Bisnis.com, BADUNG - Menteri Koperasi dan Usaha Kecil dan Menengah (Menkop UKM) Teten Masduki mengatakan, sektor pertanian sebagai salah satu sektor terbesar di Asean perlu didorong untuk menciptakan bisnis yang inklusif dan berkelanjutan.
Menurutnya, keterlibatan para petani kecil, koperasi, dan UKM memegang peran kunci untuk inklusivitas bisnis di sektor pertanian.
"Praktik bisnis pertanian yang inklusif dan berkelanjutan semakin penting untuk menjamin ketahanan pangan dan meningkatkan kesejahteraan masyarakat desa," ujar Teten dalam Regional Investment Forum for Inclusive in Agriculture and Food Systems, Rabu (29/8/2023).
Dia pun menekankan bahwa bisnis yang inklusif bukan sekadar strategi, melainkan harus menciptakan manfaat nyata yang dapat diakses semua orang hingga kalangan terbawah (base of pyramid). Salah satu hal yang tengah didorong pemerintah, yakni hilirisasi alam, termasuk komoditas pertanian.
Sejumlah komoditas pertanian, seperti kelapa sawit, jahe, kelapa, bambu, dan rotan memiliki potensi nilai tambah untuk masuk dalam rantai pasok industri domestik maupun global.
"Dengan memanfaatkan potensi sektor pertanian, kita dapat mengatasi masalah mendesak seperti pangan dan kemiskinan," tutur Teten.
Baca Juga
Sementara itu, Sekretaris Eksekutif Economic and Social Comission for Asia and the Pacific (ESCAP) Armida Salsiah Alisjahbana menyebut, pandemi Covid-19, perang Rusia dengan Ukraina, dan perubahan iklim telah berdampak negatif terhadap ketahanan pangan dunia. Apalagi adanya tekanan inflasi pada harga pangan dan pupuk juga memengaruhi permintaan dan produksi pangan global.
"Perubahan pola cuaca, kekeringan dan banjir telah mengganggu siklus panen dan perikanan," ungkap Armida dalam kesempatan yang sama.
Oleh karena itu, konsep bisnis yang inklusif di bidang pertanian menjadi lebih penting dari sebelumnya. Menurutnya, bisnis inklusif mampu membekali petani dengan teknologi sehingga meningkatkan produktivitas mereka dalam menghasilkan pangan yang berkelanjutan di tengah ancaman perubahan iklim.

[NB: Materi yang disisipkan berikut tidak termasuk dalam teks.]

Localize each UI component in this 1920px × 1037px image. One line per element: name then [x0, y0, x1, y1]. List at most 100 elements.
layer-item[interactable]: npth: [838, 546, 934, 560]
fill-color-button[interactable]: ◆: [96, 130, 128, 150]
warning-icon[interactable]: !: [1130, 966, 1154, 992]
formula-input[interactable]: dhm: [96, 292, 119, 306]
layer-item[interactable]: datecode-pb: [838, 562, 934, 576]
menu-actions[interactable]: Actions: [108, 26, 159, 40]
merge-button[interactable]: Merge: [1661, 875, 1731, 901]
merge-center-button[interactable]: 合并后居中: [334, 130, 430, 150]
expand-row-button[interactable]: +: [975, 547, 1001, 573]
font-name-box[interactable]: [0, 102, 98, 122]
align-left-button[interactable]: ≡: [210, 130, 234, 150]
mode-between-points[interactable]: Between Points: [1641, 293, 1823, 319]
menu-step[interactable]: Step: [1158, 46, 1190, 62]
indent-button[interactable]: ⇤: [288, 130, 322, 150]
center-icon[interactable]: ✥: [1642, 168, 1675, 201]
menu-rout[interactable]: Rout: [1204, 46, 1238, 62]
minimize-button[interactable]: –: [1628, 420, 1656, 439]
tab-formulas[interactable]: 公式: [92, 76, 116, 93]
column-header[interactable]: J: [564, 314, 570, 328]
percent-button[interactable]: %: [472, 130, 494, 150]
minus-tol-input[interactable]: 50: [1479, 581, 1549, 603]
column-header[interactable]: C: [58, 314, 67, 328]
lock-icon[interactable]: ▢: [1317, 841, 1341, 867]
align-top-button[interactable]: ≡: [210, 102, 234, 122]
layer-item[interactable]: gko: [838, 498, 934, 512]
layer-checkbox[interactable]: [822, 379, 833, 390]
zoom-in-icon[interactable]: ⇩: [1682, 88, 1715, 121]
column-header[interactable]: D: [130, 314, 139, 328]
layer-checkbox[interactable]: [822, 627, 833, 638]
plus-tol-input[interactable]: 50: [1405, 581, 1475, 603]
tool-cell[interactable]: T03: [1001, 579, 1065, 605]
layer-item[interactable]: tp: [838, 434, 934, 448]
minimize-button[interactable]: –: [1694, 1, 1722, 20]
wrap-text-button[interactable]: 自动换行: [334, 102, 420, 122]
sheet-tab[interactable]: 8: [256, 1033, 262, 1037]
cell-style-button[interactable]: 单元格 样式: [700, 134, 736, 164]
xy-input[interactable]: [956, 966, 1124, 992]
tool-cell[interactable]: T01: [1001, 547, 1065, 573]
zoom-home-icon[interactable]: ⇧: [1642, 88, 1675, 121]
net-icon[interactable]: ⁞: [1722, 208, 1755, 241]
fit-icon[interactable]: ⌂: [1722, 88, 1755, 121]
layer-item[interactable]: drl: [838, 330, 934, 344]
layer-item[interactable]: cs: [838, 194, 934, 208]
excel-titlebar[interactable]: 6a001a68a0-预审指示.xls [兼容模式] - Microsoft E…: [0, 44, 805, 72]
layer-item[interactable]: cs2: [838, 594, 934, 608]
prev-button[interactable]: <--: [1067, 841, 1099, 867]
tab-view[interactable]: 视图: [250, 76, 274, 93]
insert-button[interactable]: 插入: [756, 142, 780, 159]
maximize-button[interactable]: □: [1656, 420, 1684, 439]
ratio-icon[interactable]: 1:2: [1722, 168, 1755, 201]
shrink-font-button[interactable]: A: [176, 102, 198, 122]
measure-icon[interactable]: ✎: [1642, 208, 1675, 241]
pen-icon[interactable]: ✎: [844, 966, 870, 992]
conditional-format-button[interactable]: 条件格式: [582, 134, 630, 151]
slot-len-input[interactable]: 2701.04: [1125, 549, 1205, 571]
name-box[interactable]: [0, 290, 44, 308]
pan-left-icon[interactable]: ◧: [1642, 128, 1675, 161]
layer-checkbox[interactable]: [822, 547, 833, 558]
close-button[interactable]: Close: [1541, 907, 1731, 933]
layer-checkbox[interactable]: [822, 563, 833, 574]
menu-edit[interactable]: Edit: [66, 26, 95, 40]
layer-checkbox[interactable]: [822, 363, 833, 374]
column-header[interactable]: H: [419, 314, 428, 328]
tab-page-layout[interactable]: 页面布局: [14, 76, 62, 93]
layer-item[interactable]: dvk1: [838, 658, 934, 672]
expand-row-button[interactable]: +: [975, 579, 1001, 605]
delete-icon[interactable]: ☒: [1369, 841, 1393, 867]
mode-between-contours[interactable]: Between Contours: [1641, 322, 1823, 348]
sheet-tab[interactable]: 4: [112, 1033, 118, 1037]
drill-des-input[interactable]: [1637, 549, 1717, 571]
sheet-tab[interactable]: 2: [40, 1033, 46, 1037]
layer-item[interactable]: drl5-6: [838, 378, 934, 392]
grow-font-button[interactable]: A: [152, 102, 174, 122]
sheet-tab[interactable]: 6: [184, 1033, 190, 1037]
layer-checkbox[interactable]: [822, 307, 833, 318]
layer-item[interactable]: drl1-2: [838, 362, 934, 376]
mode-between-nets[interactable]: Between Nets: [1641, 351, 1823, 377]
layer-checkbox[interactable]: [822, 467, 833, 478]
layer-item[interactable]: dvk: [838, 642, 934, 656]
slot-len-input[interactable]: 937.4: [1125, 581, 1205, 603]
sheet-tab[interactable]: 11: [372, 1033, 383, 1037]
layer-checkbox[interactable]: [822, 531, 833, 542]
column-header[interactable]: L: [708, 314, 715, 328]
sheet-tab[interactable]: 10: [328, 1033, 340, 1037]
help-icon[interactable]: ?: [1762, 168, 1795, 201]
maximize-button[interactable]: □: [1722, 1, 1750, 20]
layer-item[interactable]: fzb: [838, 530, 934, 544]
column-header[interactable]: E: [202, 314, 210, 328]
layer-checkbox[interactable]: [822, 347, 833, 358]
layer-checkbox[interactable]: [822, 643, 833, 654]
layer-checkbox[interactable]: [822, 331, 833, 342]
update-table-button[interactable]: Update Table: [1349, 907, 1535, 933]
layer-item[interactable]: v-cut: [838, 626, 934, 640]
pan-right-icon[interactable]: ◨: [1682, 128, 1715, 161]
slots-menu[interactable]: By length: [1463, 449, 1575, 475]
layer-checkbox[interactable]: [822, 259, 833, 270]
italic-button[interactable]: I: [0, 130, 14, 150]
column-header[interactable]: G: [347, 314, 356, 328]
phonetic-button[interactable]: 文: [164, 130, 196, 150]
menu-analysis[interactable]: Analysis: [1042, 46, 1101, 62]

Di sisi lain, pendapatan petani juga akan lebih tinggi serta dampak kerugian akan ditekan lebih rendah.
Kendati demikian, Armida menekankan bahwa menciptakan bisnis pertanian yang inklusif membutuhkan investasi tambahan. Adapun, pada 2022, dia menyebut bahwa 7 persen atau US$198 miliar aset yang dikelola di seluruh dunia telah dialokasikan untuk pangan dan pertanian.
Bahkan, investasi global di startup-AgriTech melampaui US$90 miliar pada awal 2021. Sejalan dengan investasi tersebut, Armida menyebut, pendapatan bisnis inklusif di sektor pertanian dan pendapatan petani juga ikut tumbuh.
"Tantangannya sekarang adalah meningkatkan skala dan dampak investasi dalam bisnis yang inklusif secara tepat," ujar Armida.